I buy somewhere else, can't trust the guy.

I would vote for buying more expensive red wine, it has higher value for money than ethernet cables. It makes me happy and I believe in it - that's in the end the same reason why people buy these cables.

DUPREE posted:
As a hobby there is no harm in trying anything. Some may say standing on your head makes things sound better. Speaker cables while I believe to be an overstated impact; do have a measurable impact as they are part of the complete circuit. Ethernet is a transformer coupled digital transport; not only is the benefit or drawback of any in spec Cat6a cable is handled in the spec. Even if there were a difference, it would because of this totally unpredictable - the cheapest or most expensive cable might due to expectation bias sound the best. Everyone should buy what makes them happy, but be aware what has some merit on empirical basis. There are companies like audio quest who make a great living off of selling snake-oil for obscene money. Take a step back, does anyone think a 10 grand ethernet cable, that meets the same spec as a 8 dollar one going to make the same difference as going from a NDX to NDS or other source improvement.

> On Sep 29, 2016, at 6:53 AM, Naim Audio Forums <alerts@hoop.la> wrote:
>

There's nothing wrong with a healthy dose of scepticism but I'd suggest not writing something off as snake oil until you've tried it for yourself. I remember when someone on here (it may have been Harry) bought some Vodka cables and I was very negative about them, saying that they simply could not make a difference and that the owner was deluded. Then I realised that I hadn't tried them and therefore I had no sound basis on which to comment on them. The only way was to try some for myself so I bought a Cinnamon for £65 and had to eat my words. I now have Vodka which is much better again. 

My take on these cables, and any expensive cables come to that, is that they are about system optimisation, the icing on the cake if you like. Of course they will not turn an NDX into an NDS. But they will help whatever setup you have to perform at its best, just like posh speaker cables and interconnects. 

So I'd say to the cynics, try them yourselves, and then come back on here and tell us what you've discovered. You may find that you can't hear a difference, or don't like the difference. But at least you will know, rather than simply thinking that you know. 

 

Aleg - I looked it up - as I am in that sort of mood...

IEEE 802.3 40.60.1.1 100BaseT Isolation requirements: (This feeds into various safety regulation requirements)

40.6.1.1 Isolation requirement (100BaseT)

The PHY shall provide electrical isolation between the port device circuits, including frame ground (if any) and all MDI leads. This electrical separation shall withstand at least one of the following electrical strength tests:

a) 1500 V rms at 50 Hz to 60 Hz for 60 s, applied as specified in Section 5.3.2 of IEC 60950: 1991.

b) 2250 Vdc for 60 s, applied as specified in Section 5.3.2 of IEC 60950: 1991.

c) A sequence of ten 2400 V impulses of alternating polarity, applied at intervals of not less than 1 s. The shape of the impulses shall be 1.2/50 μs (1.2 μs virtual front time, 50 μs virtual time or half value), as defined in IEC 60060. There shall be no insulation breakdown, as defined in Section 5.3.2 of IEC 60950: 1991, during the test. The resistance after the test shall be at least 2 MΩ, measured at 500 Vdc.

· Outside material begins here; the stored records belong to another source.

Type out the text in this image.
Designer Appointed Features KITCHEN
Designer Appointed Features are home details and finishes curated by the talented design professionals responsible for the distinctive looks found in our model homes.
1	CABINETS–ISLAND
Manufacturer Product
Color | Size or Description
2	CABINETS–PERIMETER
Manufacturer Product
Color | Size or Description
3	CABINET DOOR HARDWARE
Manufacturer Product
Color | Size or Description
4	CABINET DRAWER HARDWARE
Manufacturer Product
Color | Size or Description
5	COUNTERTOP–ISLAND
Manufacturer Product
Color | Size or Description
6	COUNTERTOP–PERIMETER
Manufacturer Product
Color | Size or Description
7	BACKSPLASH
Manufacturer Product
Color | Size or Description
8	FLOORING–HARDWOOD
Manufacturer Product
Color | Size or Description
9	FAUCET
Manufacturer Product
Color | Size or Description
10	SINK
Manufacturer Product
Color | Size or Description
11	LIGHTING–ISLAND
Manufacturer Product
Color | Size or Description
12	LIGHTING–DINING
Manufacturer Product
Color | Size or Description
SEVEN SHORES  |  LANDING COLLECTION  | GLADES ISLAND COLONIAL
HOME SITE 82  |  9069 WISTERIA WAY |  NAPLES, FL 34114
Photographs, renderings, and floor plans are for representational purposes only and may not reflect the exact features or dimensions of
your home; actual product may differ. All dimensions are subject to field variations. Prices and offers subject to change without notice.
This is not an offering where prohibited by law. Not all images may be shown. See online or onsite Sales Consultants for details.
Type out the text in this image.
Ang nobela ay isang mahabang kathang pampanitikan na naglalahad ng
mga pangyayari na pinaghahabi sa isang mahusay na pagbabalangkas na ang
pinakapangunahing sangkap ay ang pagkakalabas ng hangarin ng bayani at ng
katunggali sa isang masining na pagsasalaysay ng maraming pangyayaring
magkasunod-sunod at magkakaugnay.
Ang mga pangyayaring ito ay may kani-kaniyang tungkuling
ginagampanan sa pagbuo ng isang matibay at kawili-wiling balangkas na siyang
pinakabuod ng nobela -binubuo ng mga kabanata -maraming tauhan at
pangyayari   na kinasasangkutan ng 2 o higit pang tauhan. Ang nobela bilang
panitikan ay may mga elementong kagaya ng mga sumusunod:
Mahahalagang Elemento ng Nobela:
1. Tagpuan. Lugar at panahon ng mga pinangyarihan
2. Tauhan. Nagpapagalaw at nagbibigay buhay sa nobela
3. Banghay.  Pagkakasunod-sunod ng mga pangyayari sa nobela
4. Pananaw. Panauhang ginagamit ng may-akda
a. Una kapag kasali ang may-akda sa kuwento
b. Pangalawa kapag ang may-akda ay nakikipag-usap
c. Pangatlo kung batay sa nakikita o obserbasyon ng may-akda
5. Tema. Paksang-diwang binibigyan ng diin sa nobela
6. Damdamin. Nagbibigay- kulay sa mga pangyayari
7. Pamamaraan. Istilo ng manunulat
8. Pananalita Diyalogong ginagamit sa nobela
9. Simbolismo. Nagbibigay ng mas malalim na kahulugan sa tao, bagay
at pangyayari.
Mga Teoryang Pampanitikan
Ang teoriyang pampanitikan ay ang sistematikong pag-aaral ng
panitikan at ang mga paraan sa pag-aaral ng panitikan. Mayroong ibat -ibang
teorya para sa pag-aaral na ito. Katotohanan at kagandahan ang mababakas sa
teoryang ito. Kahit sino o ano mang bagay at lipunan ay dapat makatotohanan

Further architecturally galvanic isolation is necessary - as 100BaseT and similar can be upto 100m in length - the ground potential between these two points can be quite different - if the Ethernet connection was not galvanically isolated failure or worse could ensue.. 

But if anyone is interested in professional audio and networking or just audio engineering and research in general  - its is a pretty interesting area with some great activity and developments - you might want to consider joining the AES and join the community.

musicfan51 posted:

I see no harm in trying to see if improves the sound! Many say speaker wires don't make difference( they do) so I think I will try some Ethernet cables out and see what happens ! I think when you have a great revealing system it all matters! 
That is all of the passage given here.